It has now been a well established fact that women pursue careers at nearly the same rate as men and they work fulltime at nearly the same rate as men. Those numbers have steadily increased for the last three decades. This has been the case long enough to help us create an informed opinion about the impact of these developments.
So, here are a few questions"
- Has women working fulltime outside the home been a good or bad development for the American family?
I believe it has been a good development for the American family. With women now choosing to continue going to school if that’s what they want, and getting higher educations, I see a vast improvement from when my grandmother didn’t complete the 8th grade because she was just a girl, and when my mom got an associates degree in business because that was the best she could do because she was expected to get married, and then when I earned a double bachelor’s degree and am now a nurse because I can accomplish my goals. Very big improvement. When all members of the family can reach for their dreams by their hard work, I think it can only make a family better and stronger. I know stay at home moms, and I know moms who work outside the home, and as long as it’s their choice, the whole family is happier.
- Has our culture improved since women entered the workforce in massive numbers?
Yes it has. To have both partners in a marriage educated and contributing financially is a positive effect. It’s not that women have to work outside the home that is positive, because they have their hands full with home responsibilities. It’s the fact that they have a choice, and can choose either way that has a positive effect.
- Are our children better or worse off?
They’re better off because they learn to get along with their peers better, they become more independent, and they use both parents as models and sources of inspiration. There was a time when girls thought that all they could do is grow up and get married and stay at home, having to stifle any dreams of becoming anything other than a school teacher or maybe a nurse. Now they can reach for those dreams because they’ve seen their moms and grandmothers do it. If a woman wants to stay at home and run a household, that’s their choice. If a child aspires to become a lawyer, doctor, accountant, tax preparer, emergency medical personnel, firefighter, teacher, welder, contractor, painter…she can reach for those dreams and not have to stifle them. That’s a good thing and everyone is better off.

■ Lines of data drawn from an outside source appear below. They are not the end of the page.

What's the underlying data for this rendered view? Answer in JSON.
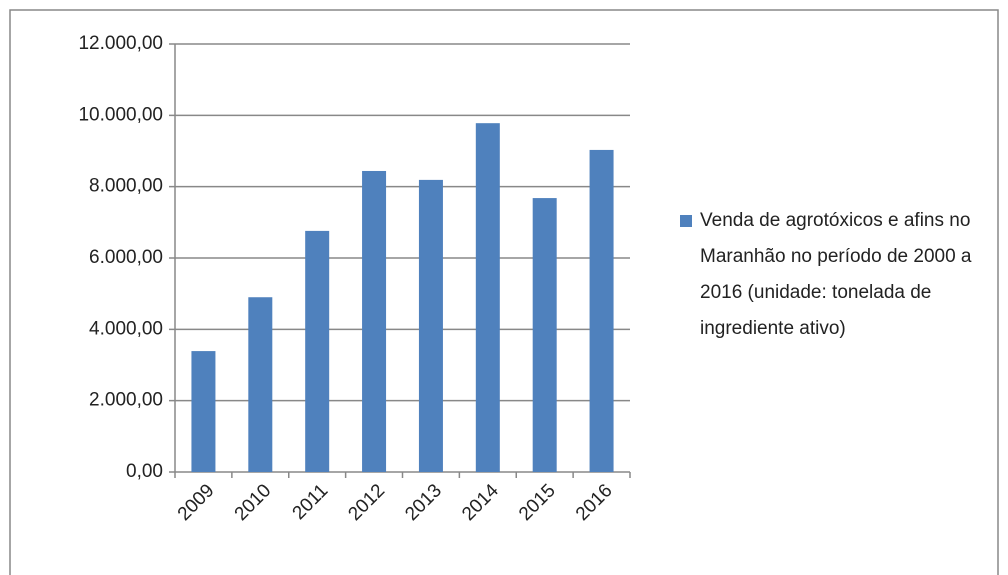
{
  "chart_data": {
    "type": "bar",
    "categories": [
      "2009",
      "2010",
      "2011",
      "2012",
      "2013",
      "2014",
      "2015",
      "2016"
    ],
    "series": [
      {
        "name": "Venda de agrotóxicos e afins no Maranhão no período de 2000 a 2016 (unidade: tonelada de ingrediente ativo)",
        "color": "#4f81bd",
        "values": [
          3390,
          4900,
          6760,
          8440,
          8190,
          9780,
          7680,
          9030
        ]
      }
    ],
    "ylim": [
      0,
      12000
    ],
    "yticks": [
      {
        "value": 0,
        "label": "0,00"
      },
      {
        "value": 2000,
        "label": "2.000,00"
      },
      {
        "value": 4000,
        "label": "4.000,00"
      },
      {
        "value": 6000,
        "label": "6.000,00"
      },
      {
        "value": 8000,
        "label": "8.000,00"
      },
      {
        "value": 10000,
        "label": "10.000,00"
      },
      {
        "value": 12000,
        "label": "12.000,00"
      }
    ],
    "grid": true,
    "legend": "right"
  }
}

- Has women working fulltime made this nation stronger, weaker, or no impact?
It has made this nation stronger where accomplishing goals is made into reality by one’s own diligence and hard work, rather than having to throw in the towel in defeat and humilation because one can’t reach for those dreams simply because they’re female. I can’t imagine being so suppressed. What an awful world to live in. That would be Hell. Having both parties work together to achieve not only their personal goals, but common goals - whatever their goals are - makes our nation stronger.
- Have our children become stronger or weaker in the faith?

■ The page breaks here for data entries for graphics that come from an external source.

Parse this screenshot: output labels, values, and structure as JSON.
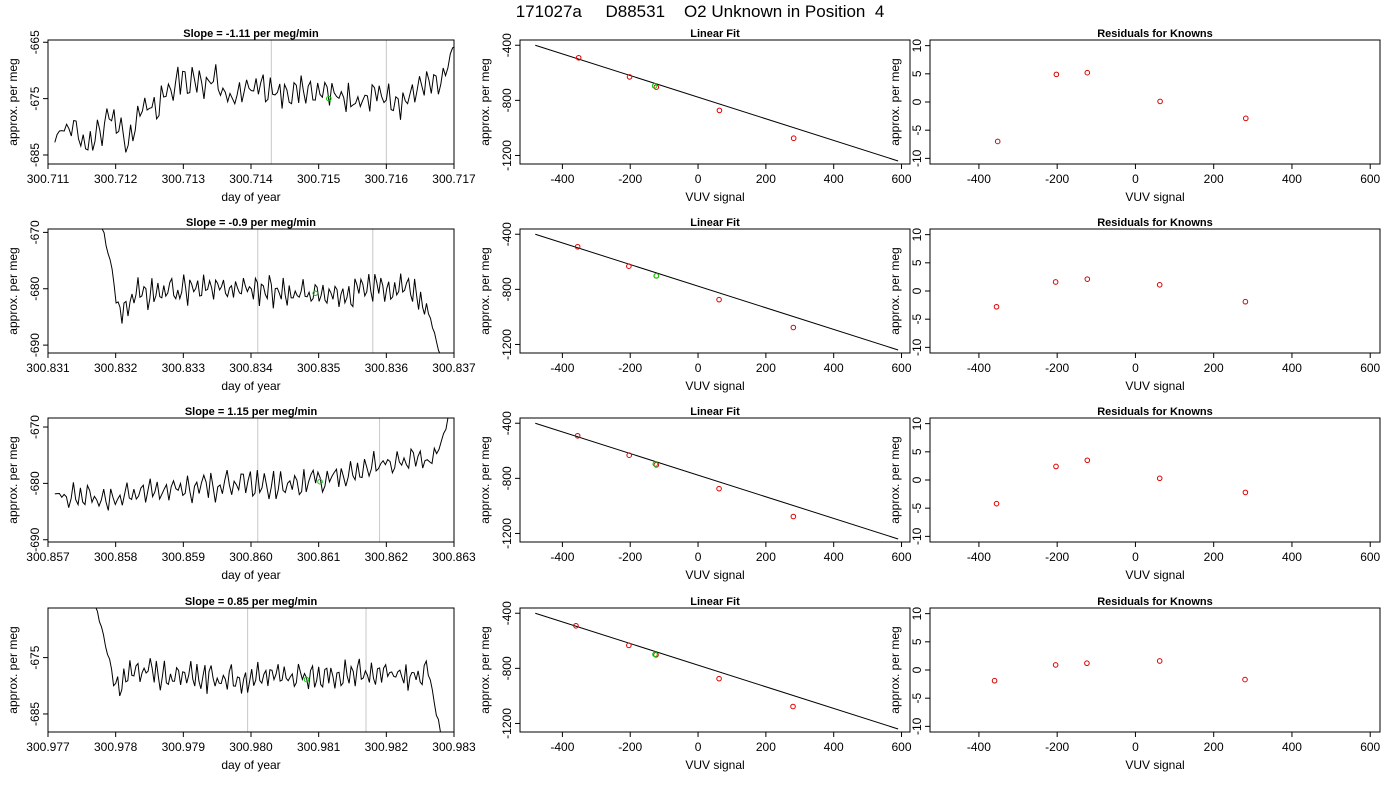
{
  "page_title": "171027a     D88531    O2 Unknown in Position  4",
  "colors": {
    "trace": "#000000",
    "known_point": "#dd0000",
    "unknown_point": "#00cc00",
    "marker_line": "#c8c8c8",
    "axis": "#000000"
  },
  "chart_data": [
    {
      "type": "line",
      "title": "Slope =  -1.11  per meg/min",
      "xlabel": "day of year",
      "ylabel": "approx. per meg",
      "xlim": [
        300.711,
        300.717
      ],
      "xticks": [
        "300.711",
        "300.712",
        "300.713",
        "300.714",
        "300.715",
        "300.716",
        "300.717"
      ],
      "ylim": [
        -686.6,
        -664.6
      ],
      "ylim_plot": [
        -664.6,
        -686.6
      ],
      "yticks": [
        -665,
        -675,
        -685
      ],
      "ytick_labels": [
        "-665",
        "-675",
        "-685"
      ],
      "vlines": [
        300.7143,
        300.716
      ],
      "trace_x_range": [
        300.7111,
        300.71705
      ],
      "trace_anchors": [
        [
          0,
          -682
        ],
        [
          0.04,
          -679
        ],
        [
          0.08,
          -684
        ],
        [
          0.14,
          -678
        ],
        [
          0.18,
          -683
        ],
        [
          0.22,
          -676
        ],
        [
          0.26,
          -676.5
        ],
        [
          0.3,
          -672
        ],
        [
          0.34,
          -671.5
        ],
        [
          0.4,
          -672
        ],
        [
          0.44,
          -675
        ],
        [
          0.5,
          -673
        ],
        [
          0.56,
          -673.5
        ],
        [
          0.62,
          -673.8
        ],
        [
          0.68,
          -674
        ],
        [
          0.74,
          -675.5
        ],
        [
          0.8,
          -674.5
        ],
        [
          0.86,
          -676
        ],
        [
          0.9,
          -673.5
        ],
        [
          0.935,
          -672
        ],
        [
          0.96,
          -673.5
        ],
        [
          0.975,
          -670
        ],
        [
          0.99,
          -666
        ],
        [
          1,
          -663
        ]
      ],
      "trace_noise": 2.0,
      "unknown_point": {
        "x": 300.71515,
        "y": -675
      }
    },
    {
      "type": "scatter",
      "title": "Linear Fit",
      "xlabel": "VUV signal",
      "ylabel": "approx. per meg",
      "xlim": [
        -525,
        625
      ],
      "xticks": [
        -400,
        -200,
        0,
        200,
        400,
        600
      ],
      "ylim": [
        -1262,
        -362
      ],
      "ylim_plot": [
        -362,
        -1262
      ],
      "yticks": [
        -400,
        -800,
        -1200
      ],
      "ytick_labels": [
        "-400",
        "-800",
        "-1200"
      ],
      "knowns": [
        {
          "x": -352,
          "y": -491
        },
        {
          "x": -202,
          "y": -630
        },
        {
          "x": -123,
          "y": -704
        },
        {
          "x": 63,
          "y": -873
        },
        {
          "x": 282,
          "y": -1075
        }
      ],
      "unknown_point": {
        "x": -128,
        "y": -695
      },
      "fit_line": [
        [
          -480,
          -400
        ],
        [
          590,
          -1240
        ]
      ]
    },
    {
      "type": "scatter",
      "title": "Residuals for Knowns",
      "xlabel": "VUV signal",
      "ylabel": "approx. per meg",
      "xlim": [
        -525,
        625
      ],
      "xticks": [
        -400,
        -200,
        0,
        200,
        400,
        600
      ],
      "ylim": [
        -11,
        11
      ],
      "ylim_plot": [
        11,
        -11
      ],
      "yticks": [
        10,
        5,
        0,
        -5,
        -10
      ],
      "ytick_labels": [
        "10",
        "5",
        "0",
        "-5",
        "-10"
      ],
      "points": [
        {
          "x": -352,
          "y": -7.0
        },
        {
          "x": -202,
          "y": 4.9
        },
        {
          "x": -123,
          "y": 5.2
        },
        {
          "x": 63,
          "y": 0.1
        },
        {
          "x": 282,
          "y": -2.9
        }
      ]
    },
    {
      "type": "line",
      "title": "Slope =  -0.9  per meg/min",
      "xlabel": "day of year",
      "ylabel": "approx. per meg",
      "xlim": [
        300.831,
        300.837
      ],
      "xticks": [
        "300.831",
        "300.832",
        "300.833",
        "300.834",
        "300.835",
        "300.836",
        "300.837"
      ],
      "ylim": [
        -691.4,
        -669.4
      ],
      "ylim_plot": [
        -669.4,
        -691.4
      ],
      "yticks": [
        -670,
        -680,
        -690
      ],
      "ytick_labels": [
        "-670",
        "-680",
        "-690"
      ],
      "vlines": [
        300.8341,
        300.8358
      ],
      "trace_x_range": [
        300.8318,
        300.8368
      ],
      "trace_anchors": [
        [
          0,
          -669
        ],
        [
          0.01,
          -672
        ],
        [
          0.02,
          -674
        ],
        [
          0.05,
          -684
        ],
        [
          0.1,
          -681
        ],
        [
          0.2,
          -680.5
        ],
        [
          0.3,
          -680
        ],
        [
          0.4,
          -680
        ],
        [
          0.5,
          -680.5
        ],
        [
          0.6,
          -681
        ],
        [
          0.7,
          -681.5
        ],
        [
          0.8,
          -680
        ],
        [
          0.88,
          -679.5
        ],
        [
          0.93,
          -681
        ],
        [
          0.97,
          -685
        ],
        [
          1,
          -692
        ]
      ],
      "trace_noise": 1.8,
      "unknown_point": {
        "x": 300.83495,
        "y": -680.8
      }
    },
    {
      "type": "scatter",
      "title": "Linear Fit",
      "xlabel": "VUV signal",
      "ylabel": "approx. per meg",
      "xlim": [
        -525,
        625
      ],
      "xticks": [
        -400,
        -200,
        0,
        200,
        400,
        600
      ],
      "ylim": [
        -1262,
        -362
      ],
      "ylim_plot": [
        -362,
        -1262
      ],
      "yticks": [
        -400,
        -800,
        -1200
      ],
      "ytick_labels": [
        "-400",
        "-800",
        "-1200"
      ],
      "knowns": [
        {
          "x": -355,
          "y": -491
        },
        {
          "x": -204,
          "y": -632
        },
        {
          "x": -123,
          "y": -702
        },
        {
          "x": 62,
          "y": -875
        },
        {
          "x": 281,
          "y": -1077
        }
      ],
      "unknown_point": {
        "x": -123,
        "y": -702
      },
      "fit_line": [
        [
          -480,
          -400
        ],
        [
          590,
          -1240
        ]
      ]
    },
    {
      "type": "scatter",
      "title": "Residuals for Knowns",
      "xlabel": "VUV signal",
      "ylabel": "approx. per meg",
      "xlim": [
        -525,
        625
      ],
      "xticks": [
        -400,
        -200,
        0,
        200,
        400,
        600
      ],
      "ylim": [
        -11,
        11
      ],
      "ylim_plot": [
        11,
        -11
      ],
      "yticks": [
        10,
        5,
        0,
        -5,
        -10
      ],
      "ytick_labels": [
        "10",
        "5",
        "0",
        "-5",
        "-10"
      ],
      "points": [
        {
          "x": -355,
          "y": -2.8
        },
        {
          "x": -204,
          "y": 1.6
        },
        {
          "x": -123,
          "y": 2.1
        },
        {
          "x": 62,
          "y": 1.1
        },
        {
          "x": 281,
          "y": -1.9
        }
      ]
    },
    {
      "type": "line",
      "title": "Slope =  1.15  per meg/min",
      "xlabel": "day of year",
      "ylabel": "approx. per meg",
      "xlim": [
        300.857,
        300.863
      ],
      "xticks": [
        "300.857",
        "300.858",
        "300.859",
        "300.860",
        "300.861",
        "300.862",
        "300.863"
      ],
      "ylim": [
        -690.4,
        -668.4
      ],
      "ylim_plot": [
        -668.4,
        -690.4
      ],
      "yticks": [
        -670,
        -680,
        -690
      ],
      "ytick_labels": [
        "-670",
        "-680",
        "-690"
      ],
      "vlines": [
        300.8601,
        300.8619
      ],
      "trace_x_range": [
        300.8571,
        300.86295
      ],
      "trace_anchors": [
        [
          0,
          -682
        ],
        [
          0.1,
          -683
        ],
        [
          0.2,
          -682
        ],
        [
          0.3,
          -681
        ],
        [
          0.4,
          -680.5
        ],
        [
          0.5,
          -680.5
        ],
        [
          0.6,
          -680
        ],
        [
          0.7,
          -679
        ],
        [
          0.8,
          -677
        ],
        [
          0.9,
          -676
        ],
        [
          0.94,
          -677
        ],
        [
          0.97,
          -674
        ],
        [
          1,
          -667
        ]
      ],
      "trace_noise": 1.8,
      "unknown_point": {
        "x": 300.86102,
        "y": -679.7
      }
    },
    {
      "type": "scatter",
      "title": "Linear Fit",
      "xlabel": "VUV signal",
      "ylabel": "approx. per meg",
      "xlim": [
        -525,
        625
      ],
      "xticks": [
        -400,
        -200,
        0,
        200,
        400,
        600
      ],
      "ylim": [
        -1262,
        -362
      ],
      "ylim_plot": [
        -362,
        -1262
      ],
      "yticks": [
        -400,
        -800,
        -1200
      ],
      "ytick_labels": [
        "-400",
        "-800",
        "-1200"
      ],
      "knowns": [
        {
          "x": -355,
          "y": -491
        },
        {
          "x": -203,
          "y": -632
        },
        {
          "x": -123,
          "y": -702
        },
        {
          "x": 62,
          "y": -875
        },
        {
          "x": 281,
          "y": -1077
        }
      ],
      "unknown_point": {
        "x": -126,
        "y": -696
      },
      "fit_line": [
        [
          -480,
          -400
        ],
        [
          590,
          -1240
        ]
      ]
    },
    {
      "type": "scatter",
      "title": "Residuals for Knowns",
      "xlabel": "VUV signal",
      "ylabel": "approx. per meg",
      "xlim": [
        -525,
        625
      ],
      "xticks": [
        -400,
        -200,
        0,
        200,
        400,
        600
      ],
      "ylim": [
        -11,
        11
      ],
      "ylim_plot": [
        11,
        -11
      ],
      "yticks": [
        10,
        5,
        0,
        -5,
        -10
      ],
      "ytick_labels": [
        "10",
        "5",
        "0",
        "-5",
        "-10"
      ],
      "points": [
        {
          "x": -355,
          "y": -4.2
        },
        {
          "x": -203,
          "y": 2.4
        },
        {
          "x": -123,
          "y": 3.5
        },
        {
          "x": 62,
          "y": 0.3
        },
        {
          "x": 281,
          "y": -2.2
        }
      ]
    },
    {
      "type": "line",
      "title": "Slope =  0.85  per meg/min",
      "xlabel": "day of year",
      "ylabel": "approx. per meg",
      "xlim": [
        300.977,
        300.983
      ],
      "xticks": [
        "300.977",
        "300.978",
        "300.979",
        "300.980",
        "300.981",
        "300.982",
        "300.983"
      ],
      "ylim": [
        -688.2,
        -666.2
      ],
      "ylim_plot": [
        -666.2,
        -688.2
      ],
      "yticks": [
        -675,
        -685
      ],
      "ytick_labels": [
        "-675",
        "-685"
      ],
      "vlines": [
        300.97995,
        300.9817
      ],
      "trace_x_range": [
        300.9777,
        300.9828
      ],
      "trace_anchors": [
        [
          0,
          -666
        ],
        [
          0.02,
          -670
        ],
        [
          0.04,
          -676
        ],
        [
          0.06,
          -681
        ],
        [
          0.1,
          -677
        ],
        [
          0.2,
          -678
        ],
        [
          0.3,
          -678.5
        ],
        [
          0.4,
          -679
        ],
        [
          0.5,
          -678.5
        ],
        [
          0.6,
          -678
        ],
        [
          0.7,
          -678
        ],
        [
          0.8,
          -677.5
        ],
        [
          0.85,
          -677.5
        ],
        [
          0.9,
          -678.5
        ],
        [
          0.94,
          -679
        ],
        [
          0.96,
          -676
        ],
        [
          0.98,
          -682
        ],
        [
          1,
          -688
        ]
      ],
      "trace_noise": 1.8,
      "unknown_point": {
        "x": 300.98082,
        "y": -678.9
      }
    },
    {
      "type": "scatter",
      "title": "Linear Fit",
      "xlabel": "VUV signal",
      "ylabel": "approx. per meg",
      "xlim": [
        -525,
        625
      ],
      "xticks": [
        -400,
        -200,
        0,
        200,
        400,
        600
      ],
      "ylim": [
        -1262,
        -362
      ],
      "ylim_plot": [
        -362,
        -1262
      ],
      "yticks": [
        -400,
        -800,
        -1200
      ],
      "ytick_labels": [
        "-400",
        "-800",
        "-1200"
      ],
      "knowns": [
        {
          "x": -360,
          "y": -491
        },
        {
          "x": -204,
          "y": -633
        },
        {
          "x": -124,
          "y": -702
        },
        {
          "x": 62,
          "y": -875
        },
        {
          "x": 280,
          "y": -1077
        }
      ],
      "unknown_point": {
        "x": -127,
        "y": -698
      },
      "fit_line": [
        [
          -480,
          -400
        ],
        [
          590,
          -1240
        ]
      ]
    },
    {
      "type": "scatter",
      "title": "Residuals for Knowns",
      "xlabel": "VUV signal",
      "ylabel": "approx. per meg",
      "xlim": [
        -525,
        625
      ],
      "xticks": [
        -400,
        -200,
        0,
        200,
        400,
        600
      ],
      "ylim": [
        -11,
        11
      ],
      "ylim_plot": [
        11,
        -11
      ],
      "yticks": [
        10,
        5,
        0,
        -5,
        -10
      ],
      "ytick_labels": [
        "10",
        "5",
        "0",
        "-5",
        "-10"
      ],
      "points": [
        {
          "x": -360,
          "y": -1.9
        },
        {
          "x": -204,
          "y": 0.9
        },
        {
          "x": -124,
          "y": 1.2
        },
        {
          "x": 62,
          "y": 1.6
        },
        {
          "x": 280,
          "y": -1.7
        }
      ]
    }
  ]
}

I’ve seen the most religious of families be stronger in the faith, and weaker in the faith. The one thing I’ve correlated between stonger faith and family values is that if the father and mother go to Church regularly, the children are more inclined to do so later when they have a choice. If either parent doesn’t attend regularly without a valid excuse, the children are more likely to not go later. The women working in the family doesn’t mean that she cannot attend mass, and even if one or both parents have to be absent for a while, it’s not forever. That’s usually a temporary situation. If the parents are strong in the faith, their children are more likely to be…that has nothing to do with the woman working or not working.

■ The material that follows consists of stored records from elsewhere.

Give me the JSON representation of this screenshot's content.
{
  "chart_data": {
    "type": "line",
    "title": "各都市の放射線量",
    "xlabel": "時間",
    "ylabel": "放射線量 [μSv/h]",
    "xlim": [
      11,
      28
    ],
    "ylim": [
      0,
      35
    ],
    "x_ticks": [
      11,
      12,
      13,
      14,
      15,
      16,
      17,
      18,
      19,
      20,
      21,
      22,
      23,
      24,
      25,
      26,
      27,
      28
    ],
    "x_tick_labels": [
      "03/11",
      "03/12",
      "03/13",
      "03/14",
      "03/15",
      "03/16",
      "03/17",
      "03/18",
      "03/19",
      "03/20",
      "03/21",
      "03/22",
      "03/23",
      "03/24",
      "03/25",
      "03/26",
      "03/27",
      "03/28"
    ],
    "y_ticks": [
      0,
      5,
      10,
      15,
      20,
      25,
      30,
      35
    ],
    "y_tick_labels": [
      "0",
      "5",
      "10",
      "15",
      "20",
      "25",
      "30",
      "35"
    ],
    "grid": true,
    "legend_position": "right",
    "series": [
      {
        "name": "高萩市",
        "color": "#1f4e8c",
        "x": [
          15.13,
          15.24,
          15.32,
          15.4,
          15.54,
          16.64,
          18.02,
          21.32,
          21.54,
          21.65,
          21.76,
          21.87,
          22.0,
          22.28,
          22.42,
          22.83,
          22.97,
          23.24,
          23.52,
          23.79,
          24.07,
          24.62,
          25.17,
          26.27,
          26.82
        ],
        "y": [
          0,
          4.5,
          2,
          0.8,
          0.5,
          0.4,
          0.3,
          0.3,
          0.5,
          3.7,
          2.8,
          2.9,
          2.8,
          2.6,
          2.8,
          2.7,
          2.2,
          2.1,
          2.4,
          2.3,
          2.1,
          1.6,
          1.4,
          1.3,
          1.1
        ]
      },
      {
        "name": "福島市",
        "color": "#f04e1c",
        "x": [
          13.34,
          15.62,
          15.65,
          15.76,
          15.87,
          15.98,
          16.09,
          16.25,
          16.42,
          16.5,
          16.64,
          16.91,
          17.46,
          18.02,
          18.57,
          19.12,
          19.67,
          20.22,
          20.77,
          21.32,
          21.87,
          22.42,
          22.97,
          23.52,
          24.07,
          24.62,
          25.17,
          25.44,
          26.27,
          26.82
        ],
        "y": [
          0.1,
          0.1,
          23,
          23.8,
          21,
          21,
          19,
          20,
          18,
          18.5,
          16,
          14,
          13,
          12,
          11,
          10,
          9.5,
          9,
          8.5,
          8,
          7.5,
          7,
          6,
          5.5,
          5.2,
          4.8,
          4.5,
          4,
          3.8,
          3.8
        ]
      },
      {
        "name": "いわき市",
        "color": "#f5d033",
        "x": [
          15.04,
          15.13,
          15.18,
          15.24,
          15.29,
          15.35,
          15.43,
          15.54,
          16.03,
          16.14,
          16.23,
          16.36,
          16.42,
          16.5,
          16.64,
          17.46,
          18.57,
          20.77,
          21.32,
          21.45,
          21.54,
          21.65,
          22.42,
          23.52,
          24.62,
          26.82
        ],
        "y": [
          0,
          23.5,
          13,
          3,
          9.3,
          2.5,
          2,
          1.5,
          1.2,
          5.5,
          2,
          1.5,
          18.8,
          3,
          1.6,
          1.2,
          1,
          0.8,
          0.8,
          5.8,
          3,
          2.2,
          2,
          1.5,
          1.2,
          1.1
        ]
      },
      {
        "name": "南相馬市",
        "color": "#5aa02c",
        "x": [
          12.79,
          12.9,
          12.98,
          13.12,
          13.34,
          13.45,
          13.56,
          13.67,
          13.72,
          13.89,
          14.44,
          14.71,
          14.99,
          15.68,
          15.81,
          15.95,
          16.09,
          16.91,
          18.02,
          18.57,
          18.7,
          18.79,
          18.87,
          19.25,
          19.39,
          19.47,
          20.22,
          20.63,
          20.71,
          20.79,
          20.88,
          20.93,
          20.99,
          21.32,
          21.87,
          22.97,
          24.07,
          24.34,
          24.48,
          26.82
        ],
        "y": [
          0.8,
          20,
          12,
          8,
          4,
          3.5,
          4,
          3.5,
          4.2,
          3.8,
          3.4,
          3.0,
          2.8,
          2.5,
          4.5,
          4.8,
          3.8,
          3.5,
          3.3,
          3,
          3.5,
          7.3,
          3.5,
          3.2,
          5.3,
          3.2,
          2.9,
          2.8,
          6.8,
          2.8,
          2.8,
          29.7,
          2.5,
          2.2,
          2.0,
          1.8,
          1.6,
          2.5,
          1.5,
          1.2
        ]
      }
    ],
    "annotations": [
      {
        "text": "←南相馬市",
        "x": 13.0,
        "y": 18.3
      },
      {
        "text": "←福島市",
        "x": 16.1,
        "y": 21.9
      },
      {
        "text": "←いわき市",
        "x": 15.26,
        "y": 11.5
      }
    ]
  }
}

Add on question for married couples:
- Would women prefer to work and let their husbands stay at home and care for their children? Or, would women rather both spouses work?
I’m not married yet, but I wouldn’t mind letting my future husband stay at home and care for the kids and farm…if that’s what he does. And some men do it very well. If I can make enough to support the whole family (unlikely considering today’s economy), then I wouldn’t mind if he stayed home and ran the fort. If I’m working full time, and he’s staying at home, when I come home from work, I want to do nothing more than helping where he didn’t have time to finish, tying up loose ends, and spending time with children together. I’m lucky…I work three or four 12-hour shifts in a row. When I come home, during those work days I don’t have very much time or energy to do much, before going to bed. But there are three to five other days in a row that I can do a lot. But if future hubby chooses to hold down the fort for those three or four days, completely by himself, he’s home free the rest of the days because I’ll be home with him. I think working five 8-hour days is more restrictive…but that’s just me…
However, if my salary is not enough, I do expect him to go out and get a job and earn some income. Just because a woman works, doesn’t mean she’s not a mom too and not still responsible for running the fort. Therefore, it should be the same for the man. If it’s needed for him to go out and get a job, then he should. In an ideal situation, both parents work and both parents run the fort.